Filosofia e Amizade social (3)
Em artigos anteriores, vimos como os gregos clássicos, os filósofos da Patrística e da Idade Média, como também os pensadores da Modernidade refletiram a respeito da amizade social. E como essas reflexões influenciaram a organização e estrutura das Sociedades e a construção das várias Culturas. No final do século XIX e início do século XX, com a crise da Filosofia e da Ciência e da Técnica, surgiram novas ideias e novas propostas de reflexão. A proposta que mais se sobressai foi uma reflexão mais apurado a respeito do ser humano, mais precisamente sobre sua existência humana concreta e a realidade em que está inserido.
Na primeira metade do século XX, um movimento filosófico denominado Existencialismo ou Filosofia da Existência e a Fenomenologia trouxeram para o palco da reflexão muitas realidades humanas que não eram tão frequentadas. Entre elas, a descoberta e presença do “outro”, do “tu”. A reflexão sempre se referia ao “eu”. Portanto, à individualidade, a subjetividade. O “outro”, o “tu” entra nos relacionamentos humanos como interlocutor, como alguém que me questiona, me limita, me liberta, me escraviza… Desta forma, o teatro, o romance, a poesia, o cinema, diários íntimos são os veículos que apresentam a irrupção do “outro” como uma presença constante.
Essa presença e sua atuação nas relações socioculturais vão incidir sobre a amizade social. Pensadores cristãos ligados à Filosofia da Existência ou Existencialismo e a Fenomenologia, como aqueles que trouxeram a reflexão do ser humano, como “pessoa”, como o Personalismo conseguiram recuperar muitos dos valores que a Modernidade havia ignorado, rejeitado, negado…
De fato, a presença do “outro” e a relação com ele faz bem ao ser humano porque o humaniza. Sim, humaniza-o porque nós fomos criados, aparelhados para a comunicação, isto é, para estarmos abertos ao outro (minúsculo: semelhante) e ao Outro (maiúsculo: Deus). Em outras palavras, fomos feitos para não estarmos sós. Somos todos seres sociais. Necessitamos uns dos outros para poder viver. Sem a presença do outro e sem essa abertura para o outro, nossa vida se torna intragável e inviável como vida verdadeiramente humana.
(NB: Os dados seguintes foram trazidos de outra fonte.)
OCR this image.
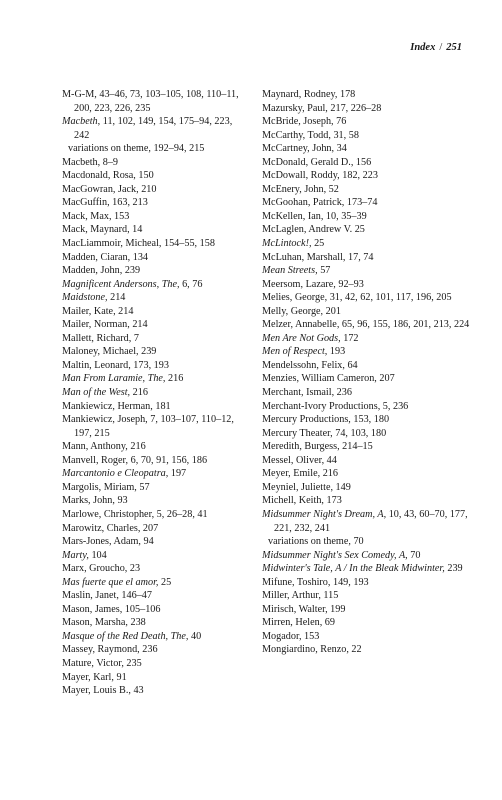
Index / 251
M-G-M, 43–46, 73, 103–105, 108, 110–11, 200, 223, 226, 235
Macbeth, 11, 102, 149, 154, 175–94, 223, 242
variations on theme, 192–94, 215
Macbeth, 8–9
Macdonald, Rosa, 150
MacGowran, Jack, 210
MacGuffin, 163, 213
Mack, Max, 153
Mack, Maynard, 14
MacLiammoir, Micheal, 154–55, 158
Madden, Ciaran, 134
Madden, John, 239
Magnificent Andersons, The, 6, 76
Maidstone, 214
Mailer, Kate, 214
Mailer, Norman, 214
Mallett, Richard, 7
Maloney, Michael, 239
Maltin, Leonard, 173, 193
Man From Laramie, The, 216
Man of the West, 216
Mankiewicz, Herman, 181
Mankiewicz, Joseph, 7, 103–107, 110–12, 197, 215
Mann, Anthony, 216
Manvell, Roger, 6, 70, 91, 156, 186
Marcantonio e Cleopatra, 197
Margolis, Miriam, 57
Marks, John, 93
Marlowe, Christopher, 5, 26–28, 41
Marowitz, Charles, 207
Mars-Jones, Adam, 94
Marty, 104
Marx, Groucho, 23
Mas fuerte que el amor, 25
Maslin, Janet, 146–47
Mason, James, 105–106
Mason, Marsha, 238
Masque of the Red Death, The, 40
Massey, Raymond, 236
Mature, Victor, 235
Mayer, Karl, 91
Mayer, Louis B., 43
Maynard, Rodney, 178
Mazursky, Paul, 217, 226–28
McBride, Joseph, 76
McCarthy, Todd, 31, 58
McCartney, John, 34
McDonald, Gerald D., 156
McDowall, Roddy, 182, 223
McEnery, John, 52
McGoohan, Patrick, 173–74
McKellen, Ian, 10, 35–39
McLaglen, Andrew V. 25
McLintock!, 25
McLuhan, Marshall, 17, 74
Mean Streets, 57
Meersom, Lazare, 92–93
Melies, George, 31, 42, 62, 101, 117, 196, 205
Melly, George, 201
Melzer, Annabelle, 65, 96, 155, 186, 201, 213, 224
Men Are Not Gods, 172
Men of Respect, 193
Mendelssohn, Felix, 64
Menzies, William Cameron, 207
Merchant, Ismail, 236
Merchant-Ivory Productions, 5, 236
Mercury Productions, 153, 180
Mercury Theater, 74, 103, 180
Meredith, Burgess, 214–15
Messel, Oliver, 44
Meyer, Emile, 216
Meyniel, Juliette, 149
Michell, Keith, 173
Midsummer Night's Dream, A, 10, 43, 60–70, 177, 221, 232, 241
variations on theme, 70
Midsummer Night's Sex Comedy, A, 70
Midwinter's Tale, A / In the Bleak Midwinter, 239
Mifune, Toshiro, 149, 193
Miller, Arthur, 115
Mirisch, Walter, 199
Mirren, Helen, 69
Mogador, 153
Mongiardino, Renzo, 22
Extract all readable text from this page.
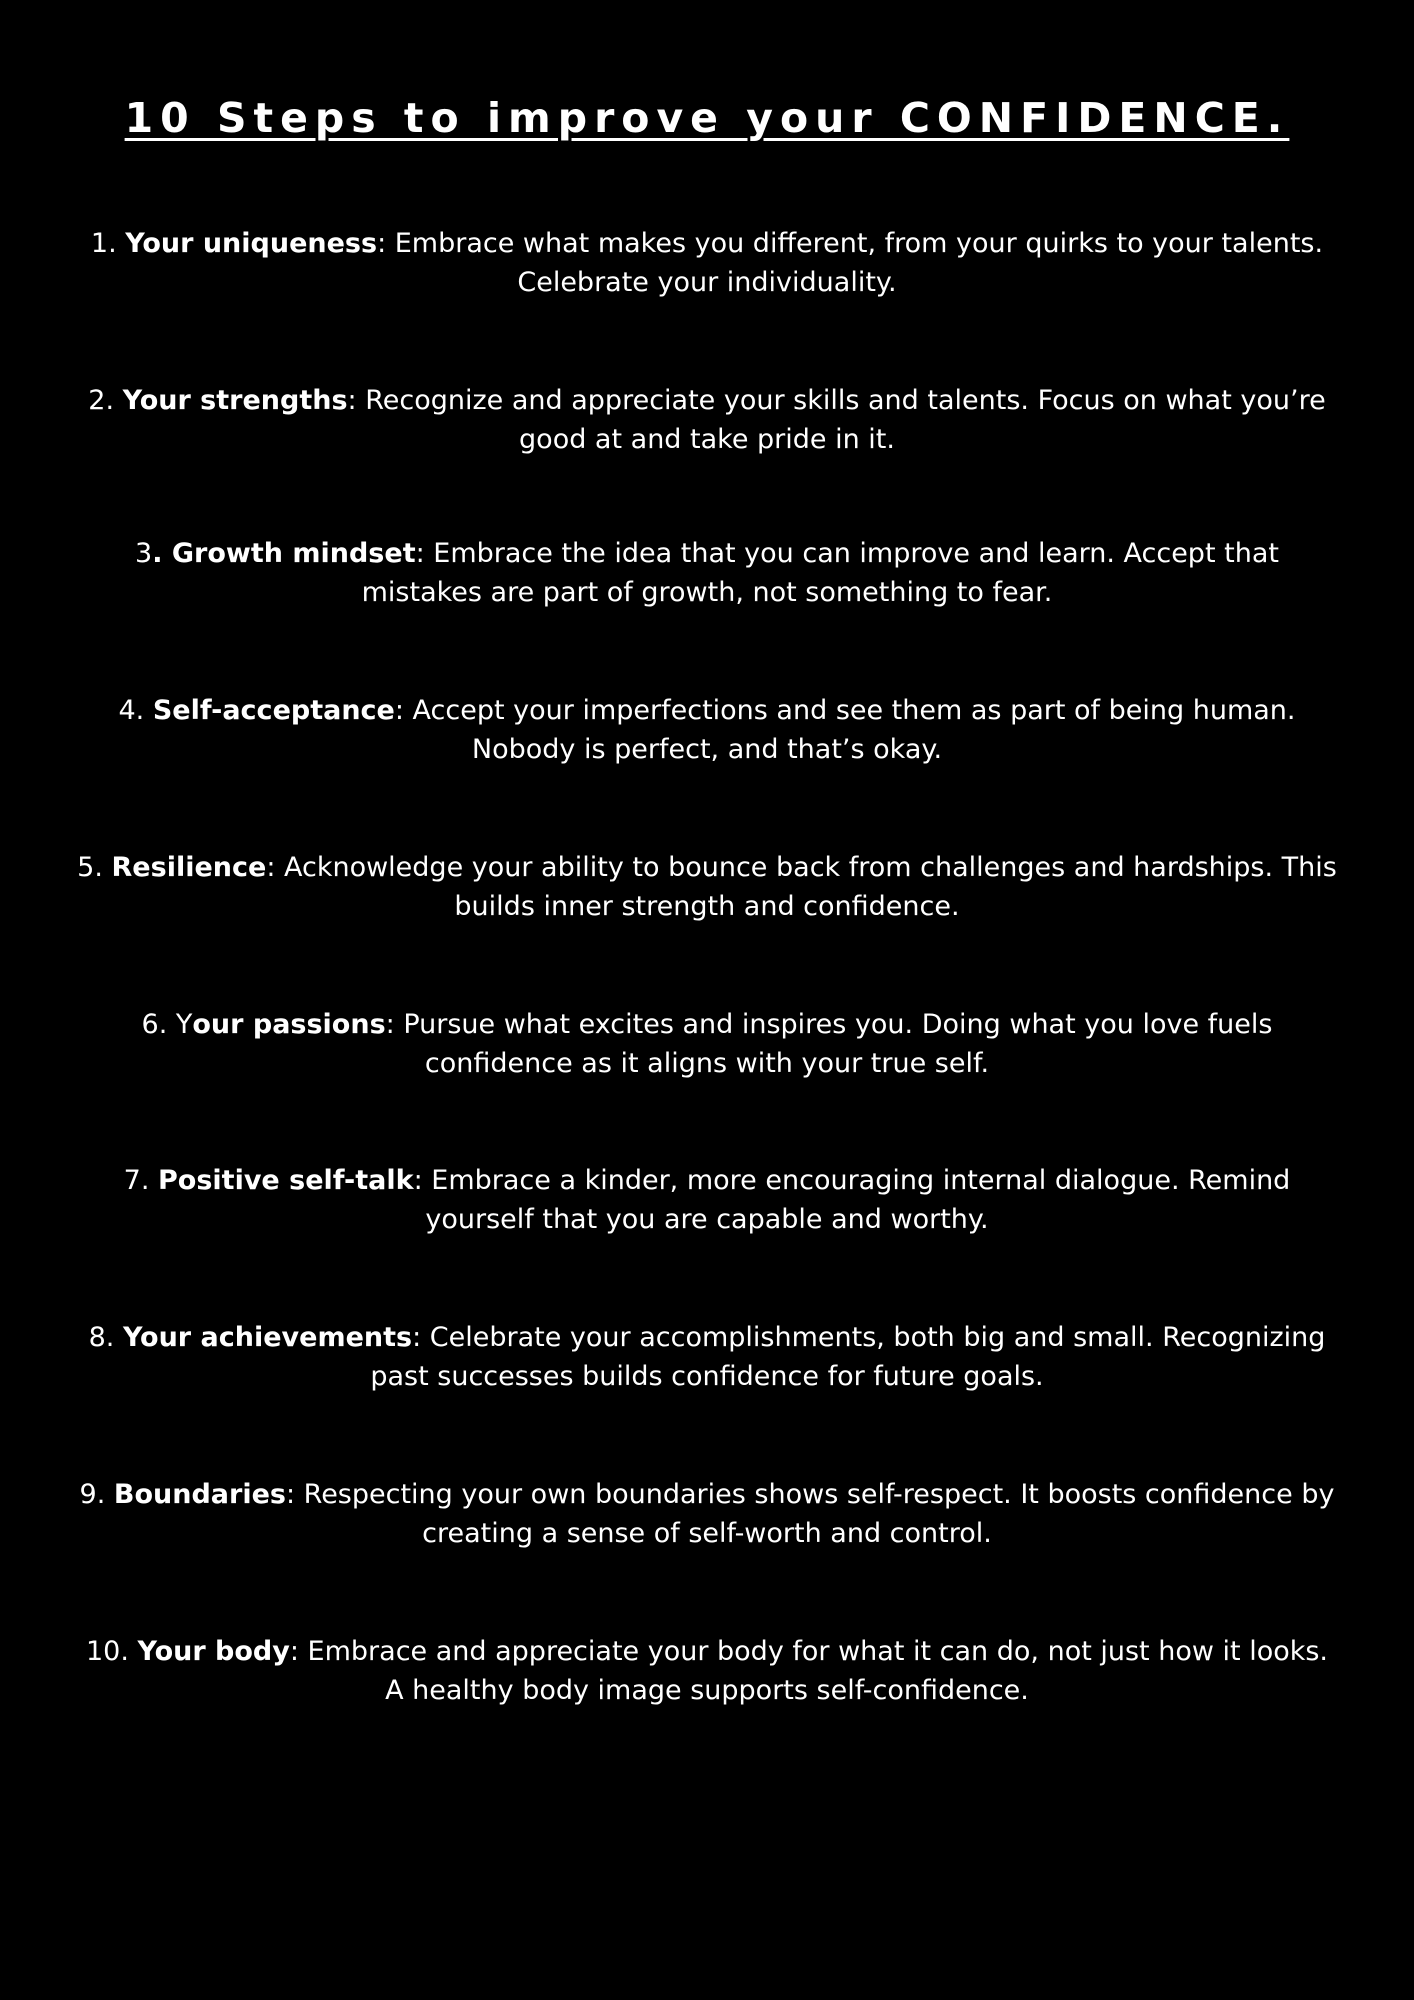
10 Steps to improve your CONFIDENCE.
1. Your uniqueness: Embrace what makes you different, from your quirks to your talents. Celebrate your individuality.
2. Your strengths: Recognize and appreciate your skills and talents. Focus on what you’re good at and take pride in it.
3. Growth mindset: Embrace the idea that you can improve and learn. Accept that mistakes are part of growth, not something to fear.
4. Self-acceptance: Accept your imperfections and see them as part of being human. Nobody is perfect, and that’s okay.
5. Resilience: Acknowledge your ability to bounce back from challenges and hardships. This builds inner strength and confidence.
6. Your passions: Pursue what excites and inspires you. Doing what you love fuels confidence as it aligns with your true self.
7. Positive self-talk: Embrace a kinder, more encouraging internal dialogue. Remind yourself that you are capable and worthy.
8. Your achievements: Celebrate your accomplishments, both big and small. Recognizing past successes builds confidence for future goals.
9. Boundaries: Respecting your own boundaries shows self-respect. It boosts confidence by creating a sense of self-worth and control.
10. Your body: Embrace and appreciate your body for what it can do, not just how it looks. A healthy body image supports self-confidence.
O ser humano é essencialmente dialogante, comunicante.
Sem dúvida, quando não desenvolve essa sua dimensão pessoal, ele se empobrece e empobrece os seus semelhantes. Quando isso acontece a solidão torna-se, então, uma realidade tremendamente negativa. Essa solidão necessita de superação para o bem do próprio ser humano e para os que convivem com ele. Com efeito, essa solidão soma negativamente para o todo da sociedade. O ser humano foi criado para ser solidário e não solitário. Daí a necessidade de cultivar a amizade social.
O Papa Francisco, tendo presente toda essa reflexão ao logo de todo século XX, escreve a “Encíclica Fratelli Tutti”, recuperando toda a riqueza dessa experiência. E oferece uma bela e rica mensagem a respeito da Amizade social. Deixemos ele nos dizer algo. A CF2024 aproveitou essa reflexão e a transformou no Tema central de sua proposta.
“Amizade social é ‘amor que ultrapassa as barreiras da geografia e do espaço’; amizade social é ‘uma fraternidade aberta, que permite reconhecer, valorizar e amar todas as pessoas, independentemente da sua proximidade física’; “amizade social é viver livre ‘de todo desejo de domínio sobre os outros’; amizade social é o ‘amor que rompe as cadeias que nos isolam e separam, lançando pontes; o amor que permite construir uma grande família na qual todos nós podemos nos sentir em casa; amizade social é a nossa ‘vocação para formar uma comunidade de irmãos que acolhem mutuamente e cuidam uns dos outros’…”
Torna-o solidário e apto a construir a Civilização do Amor. A nossa Sociedade e nossa Cultura precisam de seres humanos solidário e não de seres humanos solitários.